Concerns about pollution, health and the general dirt associated with coal combustion all of which tend to be highly local, proved far more important in Britain than climate change in catalyzing controls on coal.
Centralized combustion in power plants is generally cleaner and can be more socially acceptable than combustion in small sources like homes and factories.
Larger coal-fired boilers can more be fitted easily and economically with equipment to capture fly ash and emissions such as sulfur and mercury and can produce less visible pollution in urban areas.
For the most part, coal-fired power plants have been phased out because they could not compete with cheaper sources of power, especially natural gas, rather than as a result of government action.
Commercial power generators have not built new coal-fired power plants since the 1970s preferring much cheaper gas-fired generators.
The main impact of government policy has been to force the retirement of power plants constructed during the 1960s and 1970s, which would otherwise have continued operating.
Britain’s transition away from coal over the last 60 years holds important lessons for other countries, notably China and India.
The local problem of smog, rather than global problem of climate change, is already forcing a re-evaluation of coal-fired power generation in China.
Britain shows that countries can transition away from coal. China has already done that on the railroads. But the transition takes a long time. And the transition only works if cheaper and cleaner alternatives are available at large scale.
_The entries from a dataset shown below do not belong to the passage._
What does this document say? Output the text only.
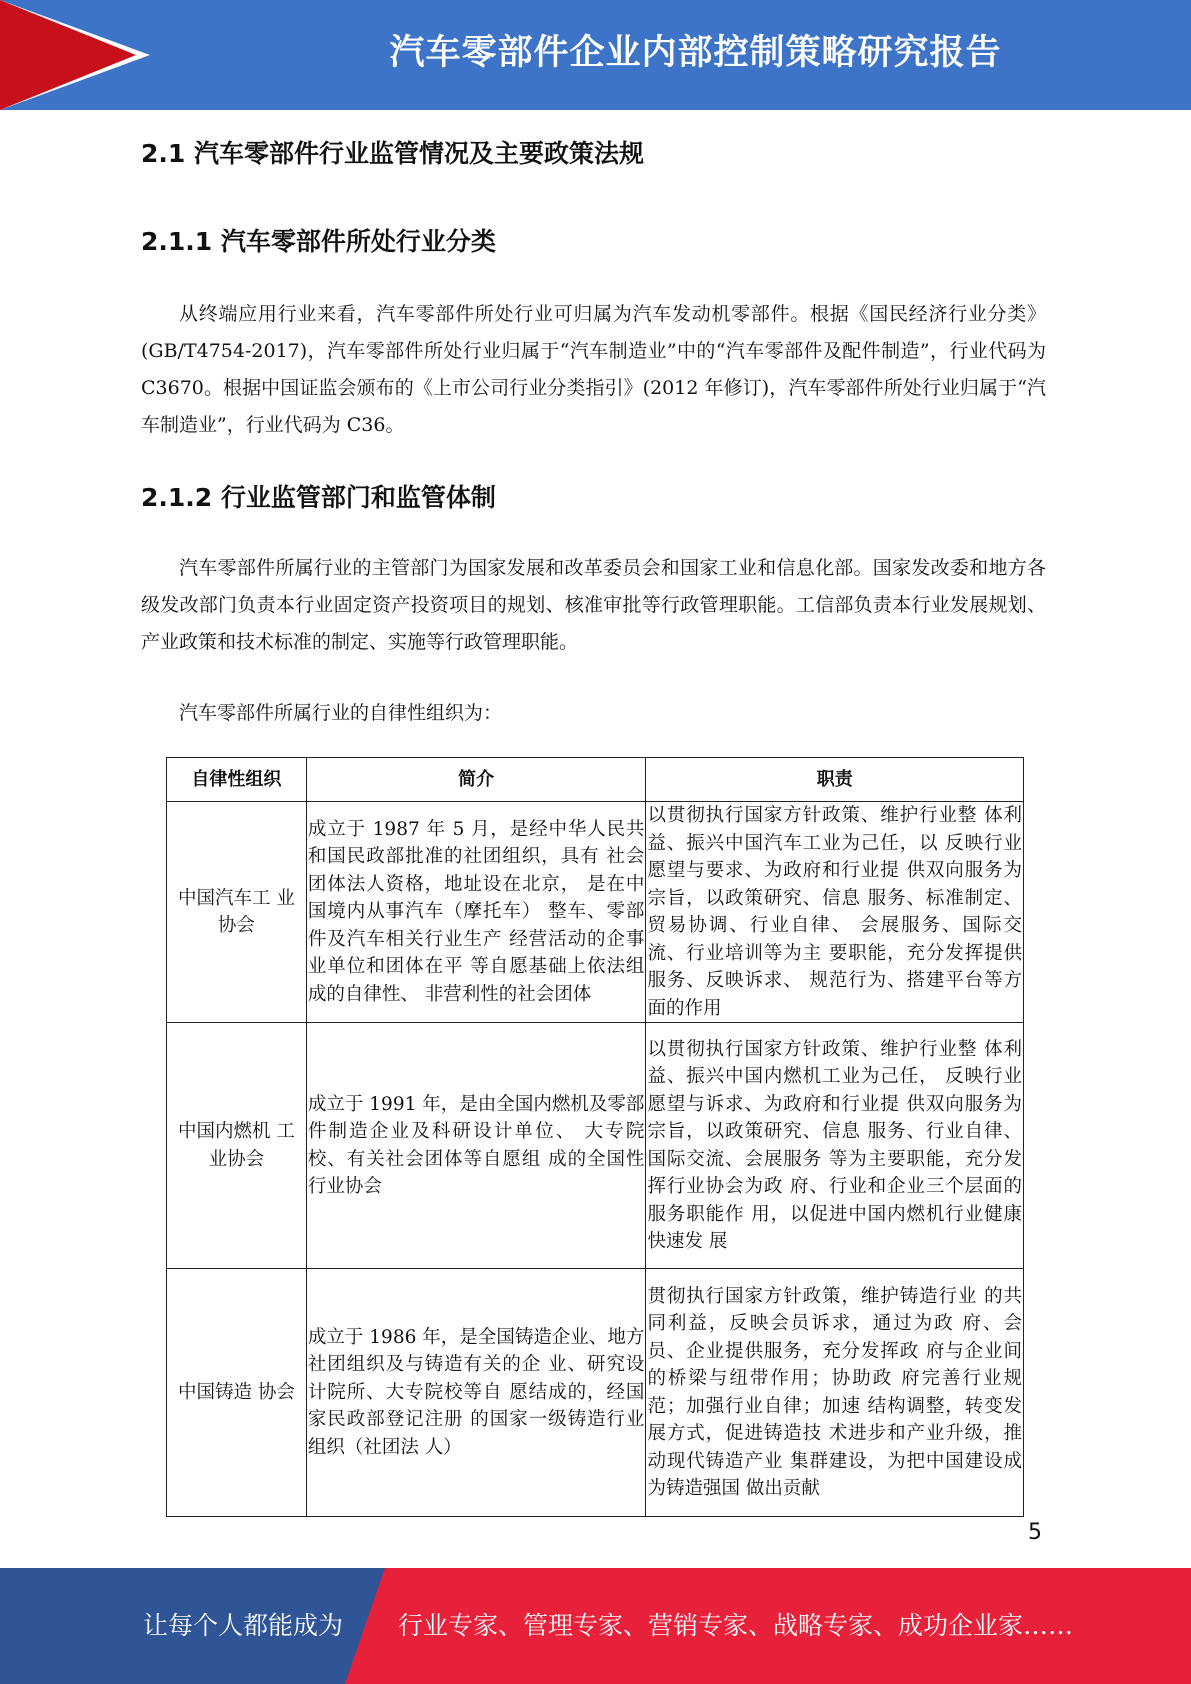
汽车零部件企业内部控制策略研究报告
2.1 汽车零部件行业监管情况及主要政策法规
2.1.1 汽车零部件所处行业分类

从终端应用行业来看，汽车零部件所处行业可归属为汽车发动机零部件。根据《国民经济行业分类》(GB/T4754-2017)，汽车零部件所处行业归属于“汽车制造业”中的“汽车零部件及配件制造”，行业代码为 C3670。根据中国证监会颁布的《上市公司行业分类指引》(2012 年修订)，汽车零部件所处行业归属于“汽车制造业”，行业代码为 C36。

2.1.2 行业监管部门和监管体制

汽车零部件所属行业的主管部门为国家发展和改革委员会和国家工业和信息化部。国家发改委和地方各级发改部门负责本行业固定资产投资项目的规划、核准审批等行政管理职能。工信部负责本行业发展规划、产业政策和技术标准的制定、实施等行政管理职能。

汽车零部件所属行业的自律性组织为：

自律性组织	简介	职责
中国汽车工 业协会	成立于 1987 年 5 月，是经中华人民共和国民政部批准的社团组织，具有 社会团体法人资格，地址设在北京， 是在中国境内从事汽车（摩托车） 整车、零部件及汽车相关行业生产 经营活动的企事业单位和团体在平 等自愿基础上依法组成的自律性、 非营利性的社会团体	以贯彻执行国家方针政策、维护行业整 体利益、振兴中国汽车工业为己任，以 反映行业愿望与要求、为政府和行业提 供双向服务为宗旨，以政策研究、信息 服务、标准制定、贸易协调、行业自律、 会展服务、国际交流、行业培训等为主 要职能，充分发挥提供服务、反映诉求、 规范行为、搭建平台等方面的作用
中国内燃机 工业协会	成立于 1991 年，是由全国内燃机及零部件制造企业及科研设计单位、 大专院校、有关社会团体等自愿组 成的全国性行业协会	以贯彻执行国家方针政策、维护行业整 体利益、振兴中国内燃机工业为己任， 反映行业愿望与诉求、为政府和行业提 供双向服务为宗旨，以政策研究、信息 服务、行业自律、国际交流、会展服务 等为主要职能，充分发挥行业协会为政 府、行业和企业三个层面的服务职能作 用，以促进中国内燃机行业健康快速发 展
中国铸造 协会	成立于 1986 年，是全国铸造企业、地方社团组织及与铸造有关的企 业、研究设计院所、大专院校等自 愿结成的，经国家民政部登记注册 的国家一级铸造行业组织（社团法 人）	贯彻执行国家方针政策，维护铸造行业 的共同利益，反映会员诉求，通过为政 府、会员、企业提供服务，充分发挥政 府与企业间的桥梁与纽带作用；协助政 府完善行业规范；加强行业自律；加速 结构调整，转变发展方式，促进铸造技 术进步和产业升级，推动现代铸造产业 集群建设，为把中国建设成为铸造强国 做出贡献
5
让每个人都能成为 行业专家、管理专家、营销专家、战略专家、成功企业家……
It may be possible to transition directly from a coal-based energy system to one based around electricity sources like wind and solar, but Britain suggests a more phased approach may be more realistic.
The first stage may be shifting from small source coal combustion to coal burning in central power plants, and then gradually phasing out coal in the electricity system in favor of gas and renewables.
Much of China’s terrible smog comes from domestic and industrial sources rather than power plants. Ending coal consumption in homes, district heating systems, steel mills and factories is the top priority, then increasing the efficiency of coal-fired power plants and greening the power sector itself.